During mark-recapture studies and capturing lizards for radio telemetry, physically catching the lizard is (undoubtedly) the most important constituent of the study. To those who are not familiar with how these lizards are caught, it might seem a precarious task, given their size and speed. As flattering as it is that people put their faith in the idea that we capture lizards with our bare hands, although not impossible, this is not the case!

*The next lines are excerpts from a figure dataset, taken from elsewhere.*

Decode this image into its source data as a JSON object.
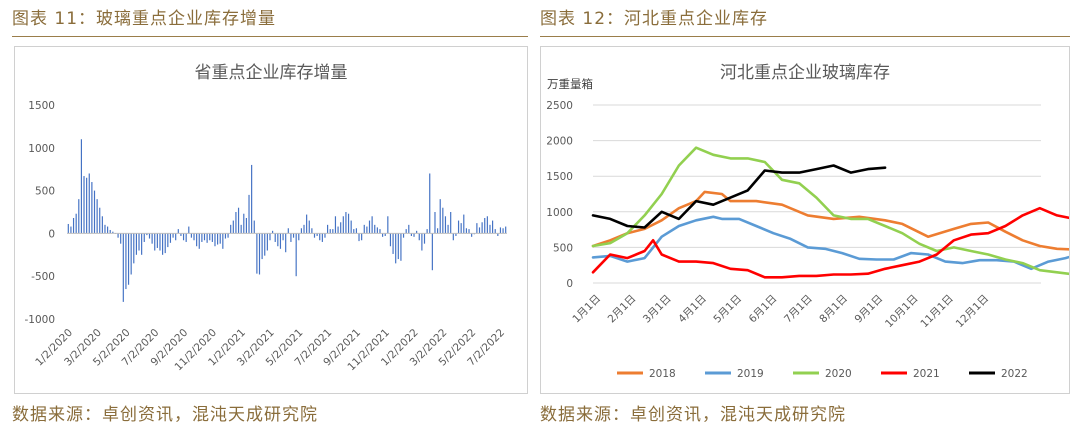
{
  "left": {
    "figure_title": "图表 11：玻璃重点企业库存增量",
    "source": "数据来源：卓创资讯，混沌天成研究院"
  },
  "right": {
    "figure_title": "图表 12：河北重点企业库存",
    "source": "数据来源：卓创资讯，混沌天成研究院"
  },
  "chart_data": [
    {
      "type": "bar",
      "title": "省重点企业库存增量",
      "xlabel": "",
      "ylabel": "",
      "ylim": [
        -1000,
        1500
      ],
      "yticks": [
        1500,
        1000,
        500,
        0,
        -500,
        -1000
      ],
      "xtick_labels": [
        "1/2/2020",
        "3/2/2020",
        "5/2/2020",
        "7/2/2020",
        "9/2/2020",
        "11/2/2020",
        "1/2/2021",
        "3/2/2021",
        "5/2/2021",
        "7/2/2021",
        "9/2/2021",
        "11/2/2021",
        "1/2/2022",
        "3/2/2022",
        "5/2/2022",
        "7/2/2022"
      ],
      "grid": false,
      "color": "#4472c4",
      "values": [
        110,
        80,
        180,
        230,
        400,
        1100,
        670,
        650,
        700,
        600,
        500,
        400,
        300,
        200,
        100,
        80,
        40,
        20,
        0,
        -50,
        -120,
        -800,
        -650,
        -600,
        -480,
        -350,
        -250,
        -200,
        -250,
        -100,
        -20,
        -60,
        -120,
        -200,
        -170,
        -200,
        -250,
        -230,
        -160,
        -110,
        -50,
        -80,
        50,
        -30,
        -80,
        -100,
        80,
        -50,
        -80,
        -150,
        -180,
        -100,
        -80,
        -110,
        -80,
        -100,
        -150,
        -130,
        -120,
        -180,
        -60,
        -50,
        100,
        150,
        250,
        300,
        100,
        230,
        180,
        450,
        800,
        150,
        -470,
        -480,
        -300,
        -260,
        -200,
        -80,
        30,
        -100,
        -150,
        -180,
        -80,
        -220,
        60,
        -100,
        -50,
        -500,
        -80,
        60,
        100,
        220,
        150,
        60,
        -50,
        -30,
        -80,
        -100,
        -50,
        100,
        50,
        50,
        200,
        80,
        130,
        200,
        250,
        230,
        150,
        50,
        60,
        -90,
        -80,
        100,
        80,
        150,
        200,
        100,
        70,
        50,
        -40,
        -30,
        200,
        -150,
        -240,
        -350,
        -300,
        -320,
        -50,
        50,
        100,
        -30,
        -40,
        30,
        -80,
        -200,
        -120,
        50,
        700,
        -430,
        250,
        60,
        400,
        300,
        200,
        100,
        250,
        -80,
        -30,
        150,
        120,
        220,
        60,
        50,
        -40,
        -10,
        120,
        70,
        130,
        180,
        200,
        100,
        150,
        50,
        -30,
        70,
        60,
        80
      ]
    },
    {
      "type": "line",
      "title": "河北重点企业玻璃库存",
      "ylabel": "万重量箱",
      "xlabel": "",
      "ylim": [
        0,
        2500
      ],
      "yticks": [
        2500,
        2000,
        1500,
        1000,
        500,
        0
      ],
      "x_range_days": [
        1,
        366
      ],
      "xtick_labels": [
        "1月1日",
        "2月1日",
        "3月1日",
        "4月1日",
        "5月1日",
        "6月1日",
        "7月1日",
        "8月1日",
        "9月1日",
        "10月1日",
        "11月1日",
        "12月1日"
      ],
      "grid": true,
      "legend": "bottom",
      "series": [
        {
          "name": "2018",
          "color": "#ed7d31",
          "points": [
            [
              1,
              520
            ],
            [
              15,
              600
            ],
            [
              29,
              700
            ],
            [
              43,
              760
            ],
            [
              57,
              880
            ],
            [
              71,
              1050
            ],
            [
              85,
              1150
            ],
            [
              92,
              1280
            ],
            [
              106,
              1250
            ],
            [
              113,
              1150
            ],
            [
              134,
              1150
            ],
            [
              155,
              1100
            ],
            [
              176,
              950
            ],
            [
              197,
              900
            ],
            [
              218,
              930
            ],
            [
              239,
              880
            ],
            [
              253,
              830
            ],
            [
              274,
              650
            ],
            [
              295,
              760
            ],
            [
              309,
              830
            ],
            [
              323,
              850
            ],
            [
              337,
              720
            ],
            [
              351,
              600
            ],
            [
              365,
              520
            ],
            [
              379,
              480
            ],
            [
              393,
              470
            ],
            [
              407,
              460
            ],
            [
              421,
              420
            ],
            [
              435,
              380
            ],
            [
              442,
              350
            ]
          ]
        },
        {
          "name": "2019",
          "color": "#5b9bd5",
          "points": [
            [
              1,
              360
            ],
            [
              15,
              380
            ],
            [
              29,
              300
            ],
            [
              43,
              350
            ],
            [
              57,
              650
            ],
            [
              71,
              800
            ],
            [
              85,
              880
            ],
            [
              99,
              930
            ],
            [
              106,
              900
            ],
            [
              120,
              900
            ],
            [
              134,
              800
            ],
            [
              148,
              700
            ],
            [
              162,
              620
            ],
            [
              176,
              500
            ],
            [
              190,
              480
            ],
            [
              204,
              420
            ],
            [
              218,
              340
            ],
            [
              232,
              330
            ],
            [
              246,
              330
            ],
            [
              260,
              420
            ],
            [
              274,
              400
            ],
            [
              288,
              300
            ],
            [
              302,
              280
            ],
            [
              316,
              320
            ],
            [
              330,
              320
            ],
            [
              344,
              300
            ],
            [
              358,
              200
            ],
            [
              372,
              300
            ],
            [
              386,
              350
            ],
            [
              400,
              420
            ],
            [
              414,
              450
            ],
            [
              428,
              480
            ],
            [
              442,
              470
            ]
          ]
        },
        {
          "name": "2020",
          "color": "#92d050",
          "points": [
            [
              1,
              520
            ],
            [
              15,
              560
            ],
            [
              29,
              700
            ],
            [
              43,
              950
            ],
            [
              57,
              1250
            ],
            [
              71,
              1650
            ],
            [
              85,
              1900
            ],
            [
              99,
              1800
            ],
            [
              113,
              1750
            ],
            [
              127,
              1750
            ],
            [
              141,
              1700
            ],
            [
              155,
              1450
            ],
            [
              169,
              1400
            ],
            [
              183,
              1200
            ],
            [
              197,
              950
            ],
            [
              211,
              900
            ],
            [
              225,
              900
            ],
            [
              239,
              800
            ],
            [
              253,
              700
            ],
            [
              267,
              550
            ],
            [
              281,
              450
            ],
            [
              295,
              500
            ],
            [
              309,
              450
            ],
            [
              323,
              400
            ],
            [
              337,
              330
            ],
            [
              351,
              280
            ],
            [
              365,
              180
            ],
            [
              379,
              150
            ],
            [
              393,
              120
            ],
            [
              407,
              100
            ],
            [
              421,
              90
            ],
            [
              442,
              90
            ]
          ]
        },
        {
          "name": "2021",
          "color": "#ff0000",
          "points": [
            [
              1,
              150
            ],
            [
              15,
              400
            ],
            [
              29,
              350
            ],
            [
              43,
              450
            ],
            [
              50,
              600
            ],
            [
              57,
              400
            ],
            [
              71,
              300
            ],
            [
              85,
              300
            ],
            [
              99,
              280
            ],
            [
              113,
              200
            ],
            [
              127,
              180
            ],
            [
              141,
              80
            ],
            [
              155,
              80
            ],
            [
              169,
              100
            ],
            [
              183,
              100
            ],
            [
              197,
              120
            ],
            [
              211,
              120
            ],
            [
              225,
              130
            ],
            [
              239,
              200
            ],
            [
              253,
              250
            ],
            [
              267,
              300
            ],
            [
              281,
              400
            ],
            [
              295,
              600
            ],
            [
              309,
              680
            ],
            [
              323,
              700
            ],
            [
              337,
              800
            ],
            [
              351,
              950
            ],
            [
              365,
              1050
            ],
            [
              379,
              950
            ],
            [
              393,
              900
            ],
            [
              407,
              850
            ],
            [
              421,
              860
            ],
            [
              442,
              870
            ]
          ]
        },
        {
          "name": "2022",
          "color": "#000000",
          "points": [
            [
              1,
              950
            ],
            [
              15,
              900
            ],
            [
              29,
              800
            ],
            [
              43,
              780
            ],
            [
              57,
              1000
            ],
            [
              71,
              900
            ],
            [
              85,
              1150
            ],
            [
              99,
              1100
            ],
            [
              113,
              1200
            ],
            [
              127,
              1300
            ],
            [
              141,
              1580
            ],
            [
              155,
              1550
            ],
            [
              169,
              1550
            ],
            [
              183,
              1600
            ],
            [
              197,
              1650
            ],
            [
              211,
              1550
            ],
            [
              225,
              1600
            ],
            [
              239,
              1620
            ]
          ]
        }
      ]
    }
  ]
}
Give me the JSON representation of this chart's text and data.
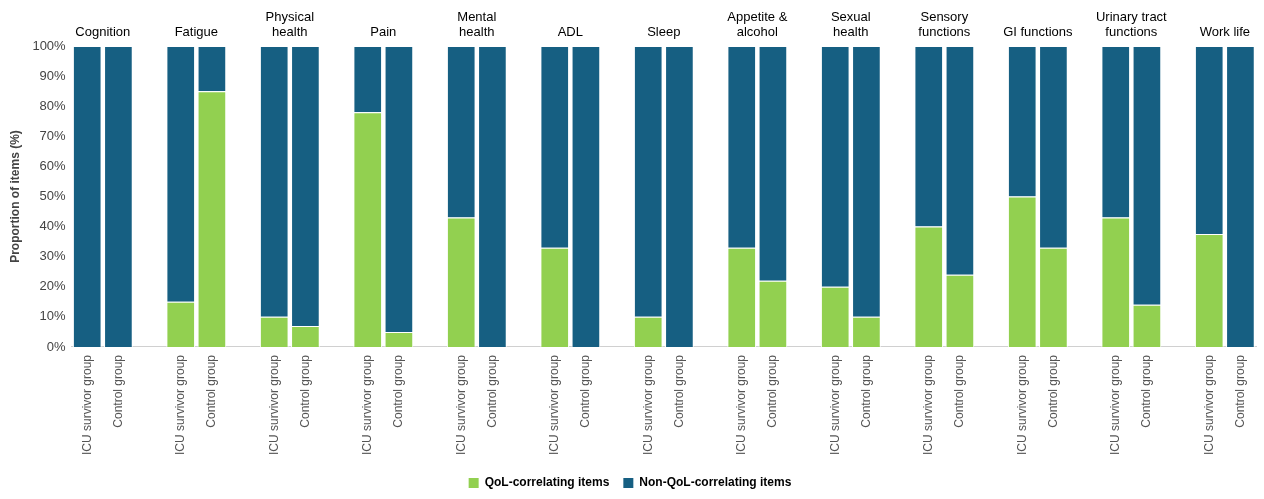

Above you can see a proper demonstration of how we actually capture lizards. In this image, team member Sereena Ginar has “noosed” a lizard, namely Sceloporus magister. Now the term “noosing” may seem harsh, but let it be known that this does not harm the lizard! Taking into account that a human hand and even a human approaching will send a lizard running in the opposite direction, we use a less startling tactic. Most lizards aren’t immediately frightened by the noose, in fact, some are intrigued. Oftentimes they’ll bite at the noose, perhaps mistaking it for an insect. The actual noose is tied in a slipknot at the end of a retractable fishing pole-like mechanism. Typically we use woven or nylon string, much like fishing line, but dental floss completes the task just as well! A lizard’s small mass prevents any kind of physical damage from ensuing, despite the noose tightening at the neck. The lizards aren’t left to dangle anyway; subsequent to capture, they are taken from the noose to be processed and released.
Although the lizard may not enjoy the noosing process, this is the safest and most practical way to capture and handle them. When holding the lizards with our hands, they can easily wriggle free if they feel any part of our grip weaken. It is helpful to keep a lizard in a noose when processing, so as to ensure they don’t escape too early! Hopefully this clears up any misconceptions of lizard noosing!